Quand la planète foot joue à l’antiracisme, s’agit-il enfin d’éthique ou, comme d’habitude, de business ?
L’arrêt total du match opposant le Paris-Saint-Germain au club d’İstanbul Başakşehir mardi dernier a été salué par beaucoup comme un pas en avant remarquable dans la lutte contre le racisme.

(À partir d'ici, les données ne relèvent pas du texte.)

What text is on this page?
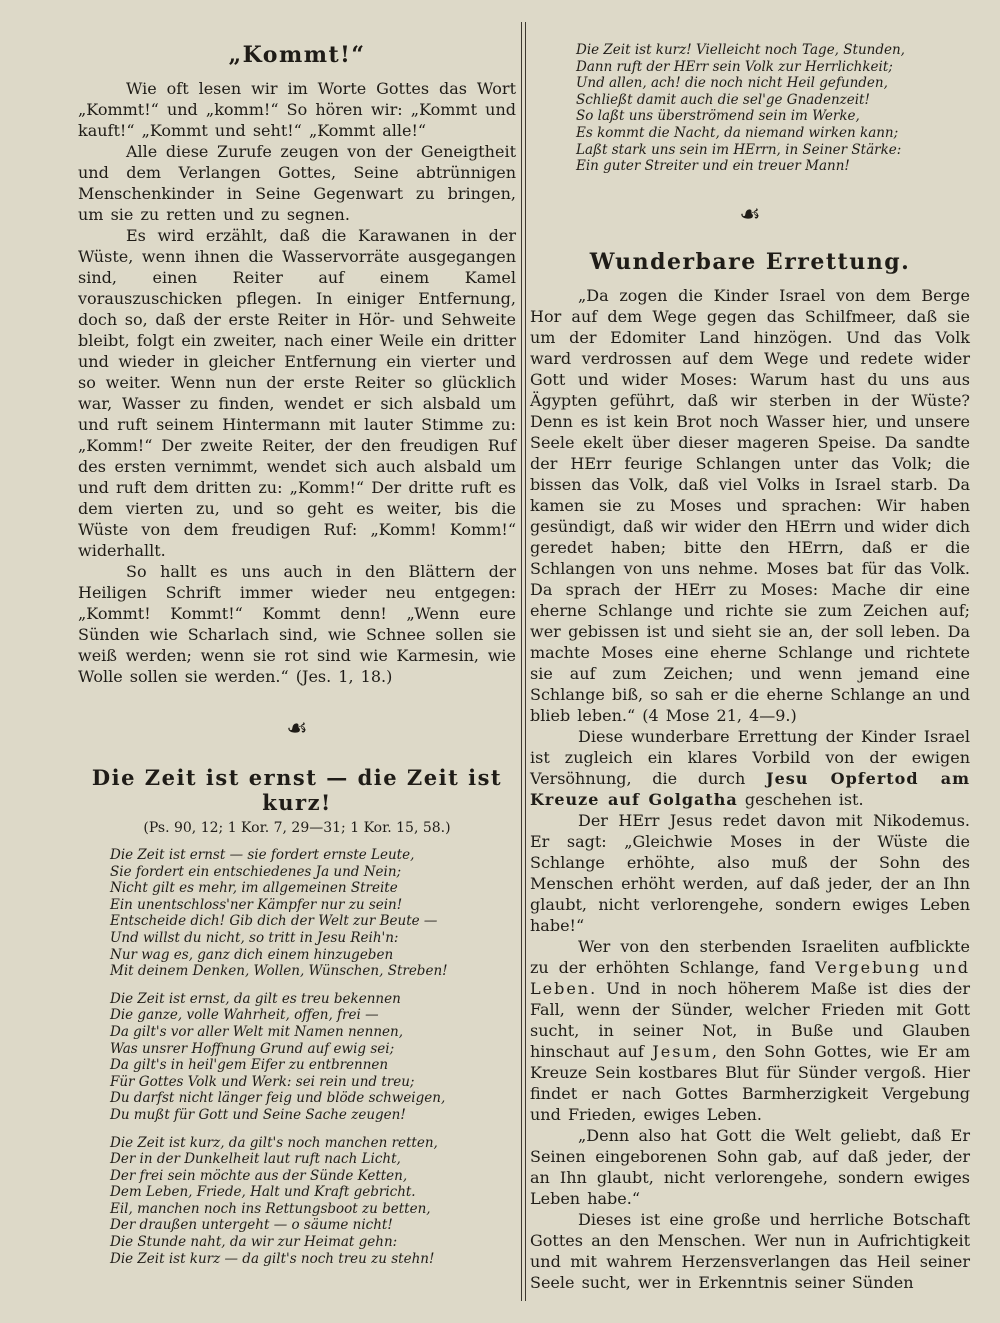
„Kommt!“

Wie oft lesen wir im Worte Gottes das Wort „Kommt!“ und „komm!“ So hören wir: „Kommt und kauft!“ „Kommt und seht!“ „Kommt alle!“

Alle diese Zurufe zeugen von der Geneigtheit und dem Verlangen Gottes, Seine abtrünnigen Menschenkinder in Seine Gegenwart zu bringen, um sie zu retten und zu segnen.

Es wird erzählt, daß die Karawanen in der Wüste, wenn ihnen die Wasservorräte ausgegangen sind, einen Reiter auf einem Kamel vorauszuschicken pflegen. In einiger Entfernung, doch so, daß der erste Reiter in Hör- und Sehweite bleibt, folgt ein zweiter, nach einer Weile ein dritter und wieder in gleicher Entfernung ein vierter und so weiter. Wenn nun der erste Reiter so glücklich war, Wasser zu finden, wendet er sich alsbald um und ruft seinem Hintermann mit lauter Stimme zu: „Komm!“ Der zweite Reiter, der den freudigen Ruf des ersten vernimmt, wendet sich auch alsbald um und ruft dem dritten zu: „Komm!“ Der dritte ruft es dem vierten zu, und so geht es weiter, bis die Wüste von dem freudigen Ruf: „Komm! Komm!“ widerhallt.

So hallt es uns auch in den Blättern der Heiligen Schrift immer wieder neu entgegen: „Kommt! Kommt!“ Kommt denn! „Wenn eure Sünden wie Scharlach sind, wie Schnee sollen sie weiß werden; wenn sie rot sind wie Karmesin, wie Wolle sollen sie werden.“ (Jes. 1, 18.)

☙
Die Zeit ist ernst — die Zeit ist kurz!
(Ps. 90, 12; 1 Kor. 7, 29—31; 1 Kor. 15, 58.)
Die Zeit ist ernst — sie fordert ernste Leute,
Sie fordert ein entschiedenes Ja und Nein;
Nicht gilt es mehr, im allgemeinen Streite
Ein unentschloss'ner Kämpfer nur zu sein!
Entscheide dich! Gib dich der Welt zur Beute —
Und willst du nicht, so tritt in Jesu Reih'n:
Nur wag es, ganz dich einem hinzugeben
Mit deinem Denken, Wollen, Wünschen, Streben!
Die Zeit ist ernst, da gilt es treu bekennen
Die ganze, volle Wahrheit, offen, frei —
Da gilt's vor aller Welt mit Namen nennen,
Was unsrer Hoffnung Grund auf ewig sei;
Da gilt's in heil'gem Eifer zu entbrennen
Für Gottes Volk und Werk: sei rein und treu;
Du darfst nicht länger feig und blöde schweigen,
Du mußt für Gott und Seine Sache zeugen!
Die Zeit ist kurz, da gilt's noch manchen retten,
Der in der Dunkelheit laut ruft nach Licht,
Der frei sein möchte aus der Sünde Ketten,
Dem Leben, Friede, Halt und Kraft gebricht.
Eil, manchen noch ins Rettungsboot zu betten,
Der draußen untergeht — o säume nicht!
Die Stunde naht, da wir zur Heimat gehn:
Die Zeit ist kurz — da gilt's noch treu zu stehn!
Die Zeit ist kurz! Vielleicht noch Tage, Stunden,
Dann ruft der HErr sein Volk zur Herrlichkeit;
Und allen, ach! die noch nicht Heil gefunden,
Schließt damit auch die sel'ge Gnadenzeit!
So laßt uns überströmend sein im Werke,
Es kommt die Nacht, da niemand wirken kann;
Laßt stark uns sein im HErrn, in Seiner Stärke:
Ein guter Streiter und ein treuer Mann!
☙
Wunderbare Errettung.

„Da zogen die Kinder Israel von dem Berge Hor auf dem Wege gegen das Schilfmeer, daß sie um der Edomiter Land hinzögen. Und das Volk ward verdrossen auf dem Wege und redete wider Gott und wider Moses: Warum hast du uns aus Ägypten geführt, daß wir sterben in der Wüste? Denn es ist kein Brot noch Wasser hier, und unsere Seele ekelt über dieser mageren Speise. Da sandte der HErr feurige Schlangen unter das Volk; die bissen das Volk, daß viel Volks in Israel starb. Da kamen sie zu Moses und sprachen: Wir haben gesündigt, daß wir wider den HErrn und wider dich geredet haben; bitte den HErrn, daß er die Schlangen von uns nehme. Moses bat für das Volk. Da sprach der HErr zu Moses: Mache dir eine eherne Schlange und richte sie zum Zeichen auf; wer gebissen ist und sieht sie an, der soll leben. Da machte Moses eine eherne Schlange und richtete sie auf zum Zeichen; und wenn jemand eine Schlange biß, so sah er die eherne Schlange an und blieb leben.“ (4 Mose 21, 4—9.)

Diese wunderbare Errettung der Kinder Israel ist zugleich ein klares Vorbild von der ewigen Versöhnung, die durch Jesu Opfertod am Kreuze auf Golgatha geschehen ist.

Der HErr Jesus redet davon mit Nikodemus. Er sagt: „Gleichwie Moses in der Wüste die Schlange erhöhte, also muß der Sohn des Menschen erhöht werden, auf daß jeder, der an Ihn glaubt, nicht verlorengehe, sondern ewiges Leben habe!“

Wer von den sterbenden Israeliten aufblickte zu der erhöhten Schlange, fand Vergebung und Leben. Und in noch höherem Maße ist dies der Fall, wenn der Sünder, welcher Frieden mit Gott sucht, in seiner Not, in Buße und Glauben hinschaut auf Jesum, den Sohn Gottes, wie Er am Kreuze Sein kostbares Blut für Sünder vergoß. Hier findet er nach Gottes Barmherzigkeit Vergebung und Frieden, ewiges Leben.

„Denn also hat Gott die Welt geliebt, daß Er Seinen eingeborenen Sohn gab, auf daß jeder, der an Ihn glaubt, nicht verlorengehe, sondern ewiges Leben habe.“

Dieses ist eine große und herrliche Botschaft Gottes an den Menschen. Wer nun in Aufrichtigkeit und mit wahrem Herzensverlangen das Heil seiner Seele sucht, wer in Erkenntnis seiner Sünden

De l’événement au non-événement
Les ingrédients du non-événement étaient pourtant réunis pour ce match : un rendez-vous aux abords du périphérique parisien, dans un stade froid et vide, pour un enjeu sportif très limité – le club parisien étant déjà qualifié et le club stambouliote éliminé. C’était sans compter sur le quatrième arbitre qui, en début de rencontre, a désigné un membre du staff turc en le qualifiant de Noir (negru, dans sa langue roumaine). Protestation, invectives, mêlée, confusion. Après une longue période de flottement, les joueurs des deux équipes ont décidé de ne pas reprendre le match de la soirée en raison de ce comportement jugé inacceptable.

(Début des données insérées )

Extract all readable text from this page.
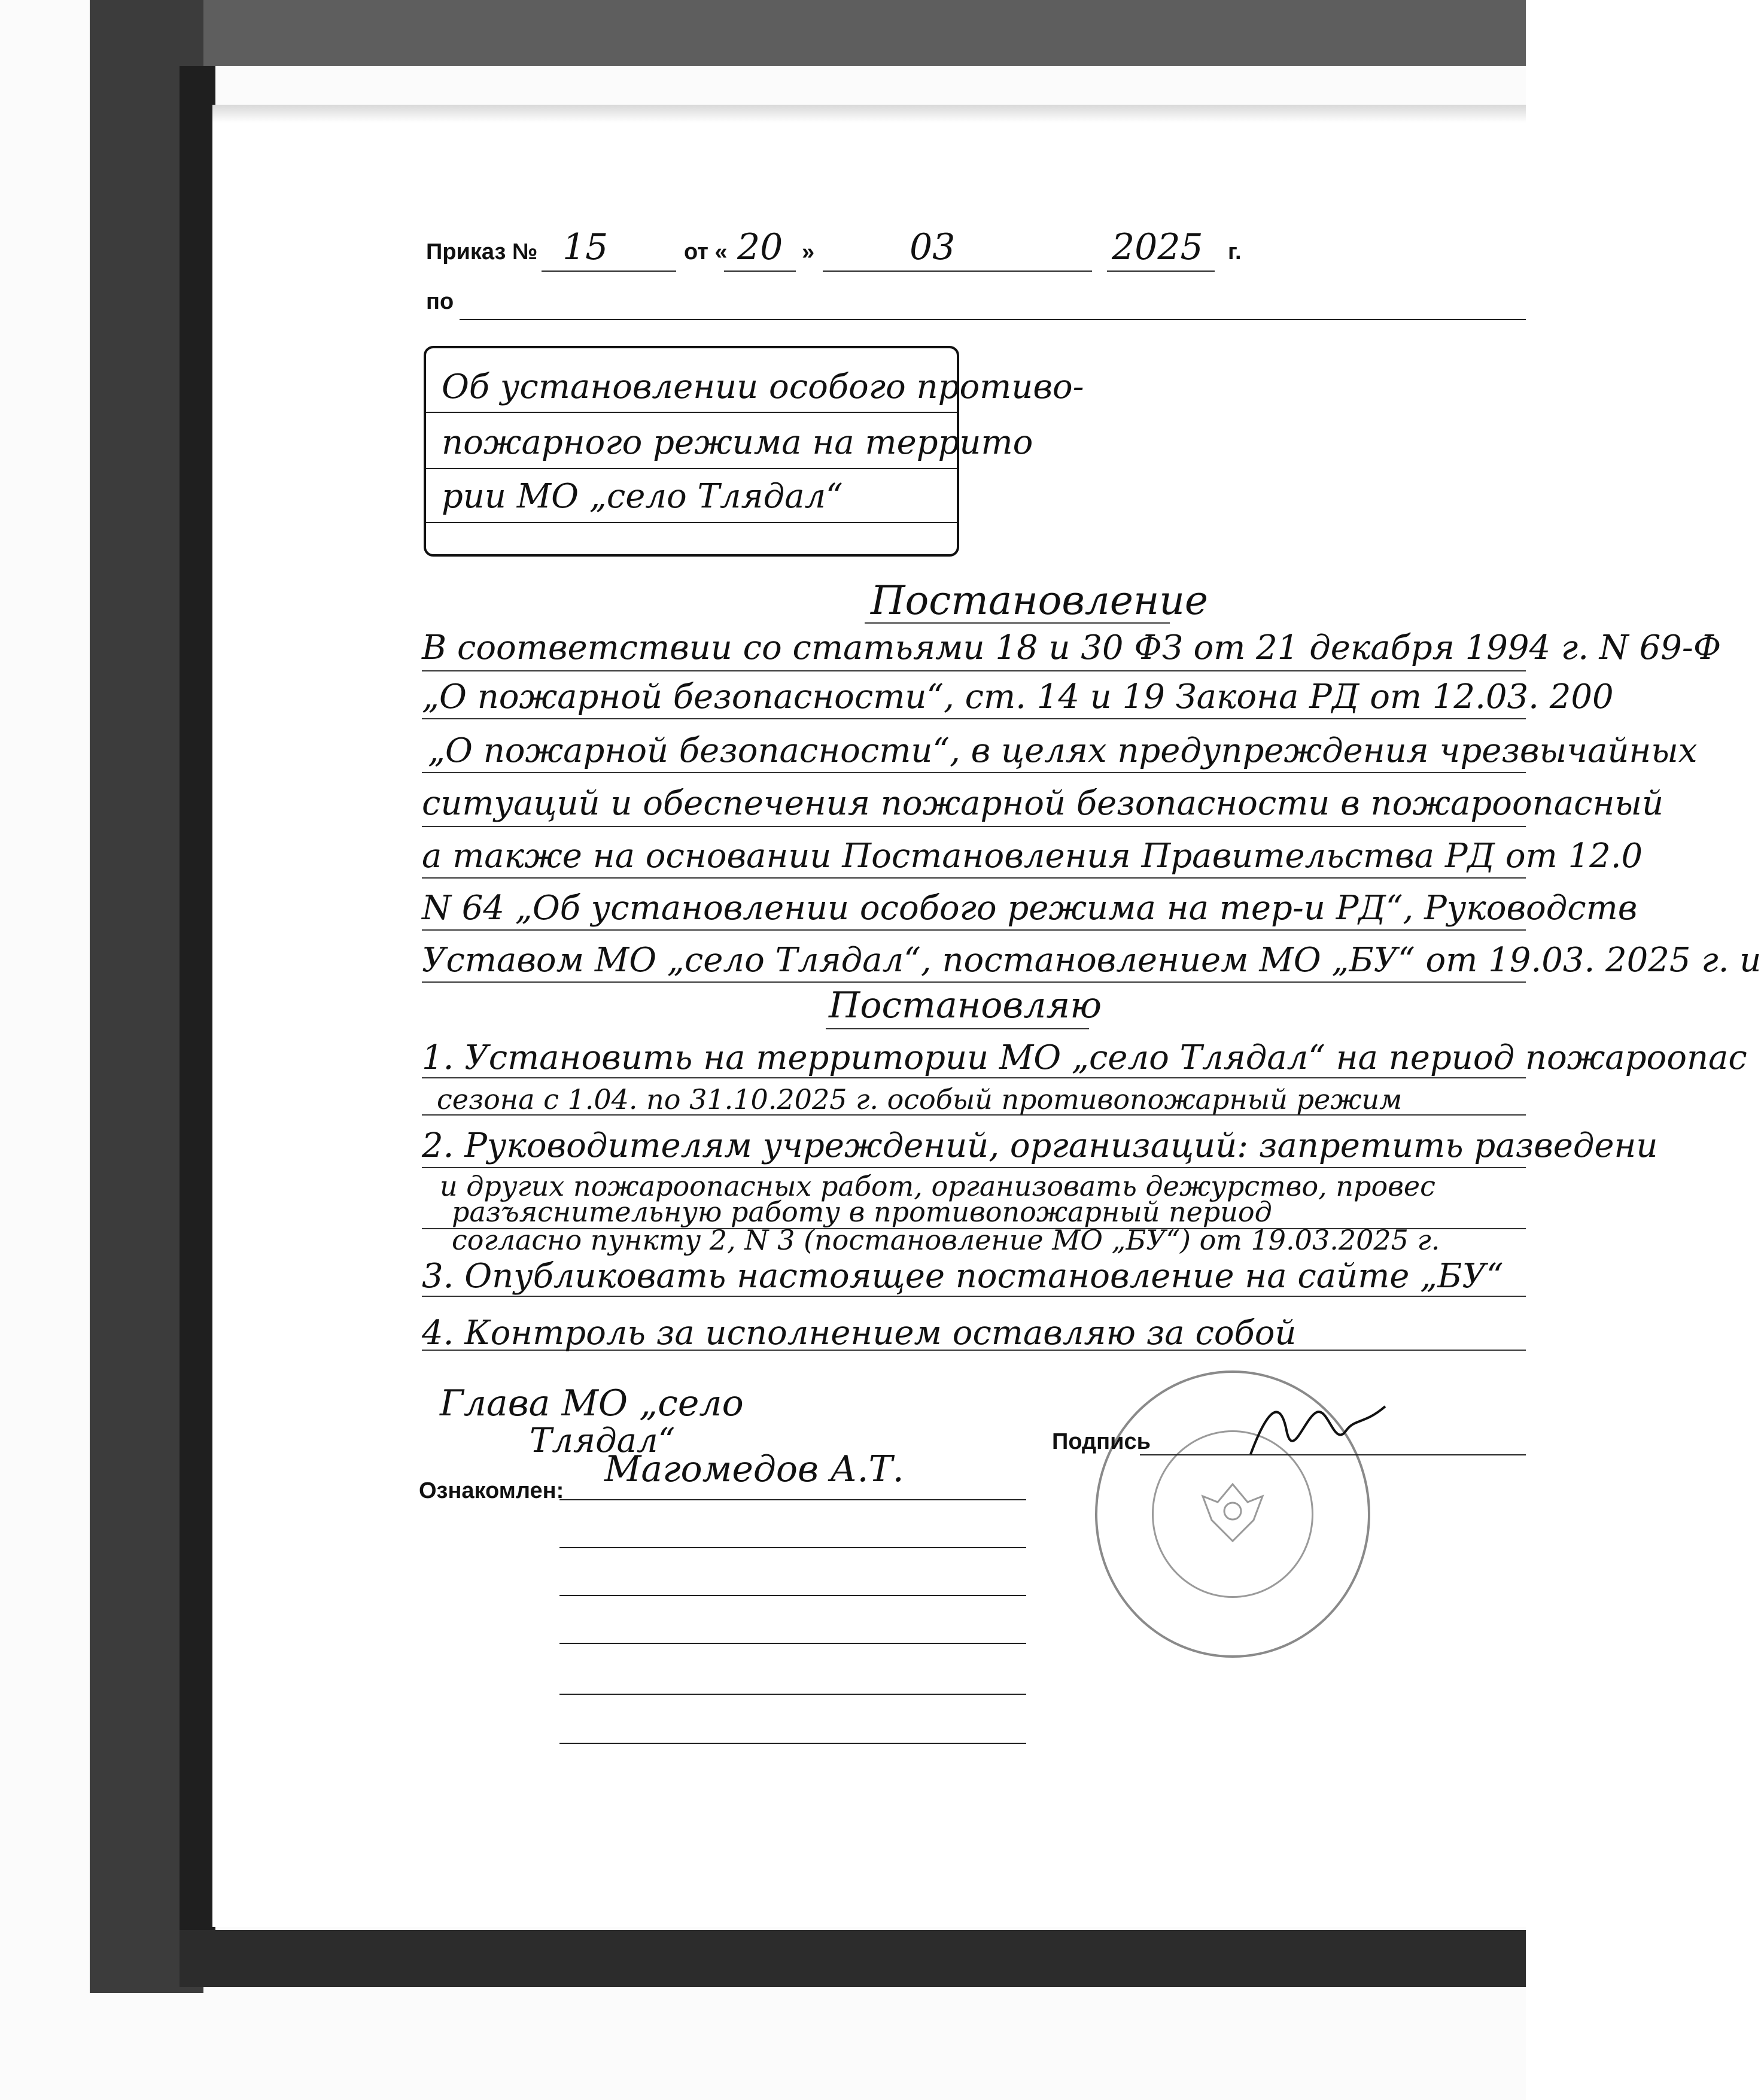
Приказ № 15	от « 20 »	03	2025 г.
по
Об установлении особого противо-
пожарного режима на террито
рии МО „село Тлядал“
Постановление
В соответствии со статьями 18 и 30 ФЗ от 21 декабря 1994 г. N 69-Ф
„О пожарной безопасности“, ст. 14 и 19 Закона РД от 12.03. 200
„О пожарной безопасности“, в целях предупреждения чрезвычайных
ситуаций и обеспечения пожарной безопасности в пожароопасный
а также на основании Постановления Правительства РД от 12.0
N 64 „Об установлении особого режима на тер-и РД“, Руководств
Уставом МО „село Тлядал“, постановлением МО „БУ“ от 19.03. 2025 г. и
Постановляю
1. Установить на территории МО „село Тлядал“ на период пожароопас
сезона с 1.04. по 31.10.2025 г. особый противопожарный режим
2. Руководителям учреждений, организаций: запретить разведени
и других пожароопасных работ, организовать дежурство, провес
разъяснительную работу в противопожарный период
согласно пункту 2, N 3 (постановление МО „БУ“) от 19.03.2025 г.
3. Опубликовать настоящее постановление на сайте „БУ“
4. Контроль за исполнением оставляю за собой
Глава МО „село
Тлядал“
Магомедов А.Т.
Подпись
Ознакомлен:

Le match a pu se tenir le lendemain. Avant le coup d’envoi, tous les joueurs ont mis un genou à terre, certains ont levé le poing. L’Equipe titrait « Ensemble », Le Parisien soulignait « La révolte des joueurs », et CNN saluait cette démonstration puissante de solidarité (« a powerful show of solidarity »). Un seul mot d’ordre circule dans les rangs serrés de la diversité : le racisme n’a sa place « ni sur le terrain, ni en dehors ». L’UEFA, qui organise la compétition de la Ligue de champions, a depuis longtemps une formule digne d’une candidate Miss Univers : « No To Racism ». Bref, le racisme, c’est mal, et il faut le mitrailler d’hashtags.

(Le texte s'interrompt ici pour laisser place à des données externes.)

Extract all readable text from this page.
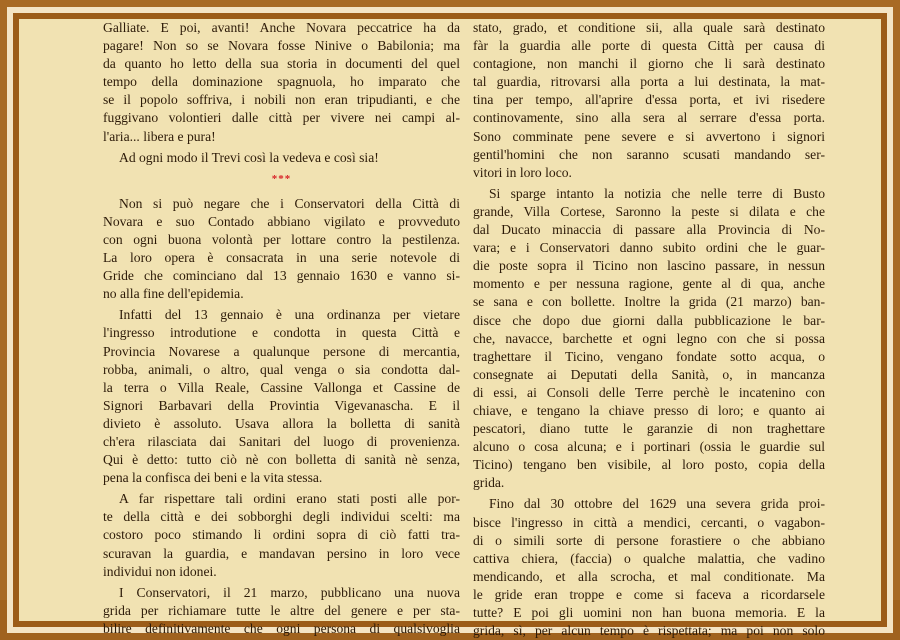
Galliate. E poi, avanti! Anche Novara peccatrice ha da
pagare! Non so se Novara fosse Ninive o Babilonia; ma
da quanto ho letto della sua storia in documenti del quel
tempo della dominazione spagnuola, ho imparato che
se il popolo soffriva, i nobili non eran tripudianti, e che
fuggivano volontieri dalle città per vivere nei campi al-
l'aria... libera e pura!
Ad ogni modo il Trevi così la vedeva e così sia!
***
Non si può negare che i Conservatori della Città di
Novara e suo Contado abbiano vigilato e provveduto
con ogni buona volontà per lottare contro la pestilenza.
La loro opera è consacrata in una serie notevole di
Gride che cominciano dal 13 gennaio 1630 e vanno si-
no alla fine dell'epidemia.
Infatti del 13 gennaio è una ordinanza per vietare
l'ingresso introdutione e condotta in questa Città e
Provincia Novarese a qualunque persone di mercantia,
robba, animali, o altro, qual venga o sia condotta dal-
la terra o Villa Reale, Cassine Vallonga et Cassine de
Signori Barbavari della Provintia Vigevanascha. E il
divieto è assoluto. Usava allora la bolletta di sanità
ch'era rilasciata dai Sanitari del luogo di provenienza.
Qui è detto: tutto ciò nè con bolletta di sanità nè senza,
pena la confisca dei beni e la vita stessa.
A far rispettare tali ordini erano stati posti alle por-
te della città e dei sobborghi degli individui scelti: ma
costoro poco stimando li ordini sopra di ciò fatti tra-
scuravan la guardia, e mandavan persino in loro vece
individui non idonei.
I Conservatori, il 21 marzo, pubblicano una nuova
grida per richiamare tutte le altre del genere e per sta-
bilire definitivamente che ogni persona di qualsivoglia
stato, grado, et conditione sii, alla quale sarà destinato
fàr la guardia alle porte di questa Città per causa di
contagione, non manchi il giorno che li sarà destinato
tal guardia, ritrovarsi alla porta a lui destinata, la mat-
tina per tempo, all'aprire d'essa porta, et ivi risedere
continovamente, sino alla sera al serrare d'essa porta.
Sono comminate pene severe e si avvertono i signori
gentil'homini che non saranno scusati mandando ser-
vitori in loro loco.
Si sparge intanto la notizia che nelle terre di Busto
grande, Villa Cortese, Saronno la peste si dilata e che
dal Ducato minaccia di passare alla Provincia di No-
vara; e i Conservatori danno subito ordini che le guar-
die poste sopra il Ticino non lascino passare, in nessun
momento e per nessuna ragione, gente al di qua, anche
se sana e con bollette. Inoltre la grida (21 marzo) ban-
disce che dopo due giorni dalla pubblicazione le bar-
che, navacce, barchette et ogni legno con che si possa
traghettare il Ticino, vengano fondate sotto acqua, o
consegnate ai Deputati della Sanità, o, in mancanza
di essi, ai Consoli delle Terre perchè le incatenino con
chiave, e tengano la chiave presso di loro; e quanto ai
pescatori, diano tutte le garanzie di non traghettare
alcuno o cosa alcuna; e i portinari (ossia le guardie sul
Ticino) tengano ben visibile, al loro posto, copia della
grida.
Fino dal 30 ottobre del 1629 una severa grida proi-
bisce l'ingresso in città a mendici, cercanti, o vagabon-
di o simili sorte di persone forastiere o che abbiano
cattiva chiera, (faccia) o qualche malattia, che vadino
mendicando, et alla scrocha, et mal conditionate. Ma
le gride eran troppe e come si faceva a ricordarsele
tutte? E poi gli uomini non han buona memoria. E la
grida, sì, per alcun tempo è rispettata; ma poi non solo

Le problème est qu’à force de vouloir faire feu de tout bois, l’antiracisme s’autoconsume. En l’espèce, le caractère raciste des propos tenus n’est pas démontré à cette heure. Une enquête est en cours. Mais celle-ci doit apparaître superflue au brésilien Giuliano (jouant pour le club turc) qui a déclaré : « il est temps que les gens comprennent qu’il n’y a pas de couleur, nous sommes tous pareils. »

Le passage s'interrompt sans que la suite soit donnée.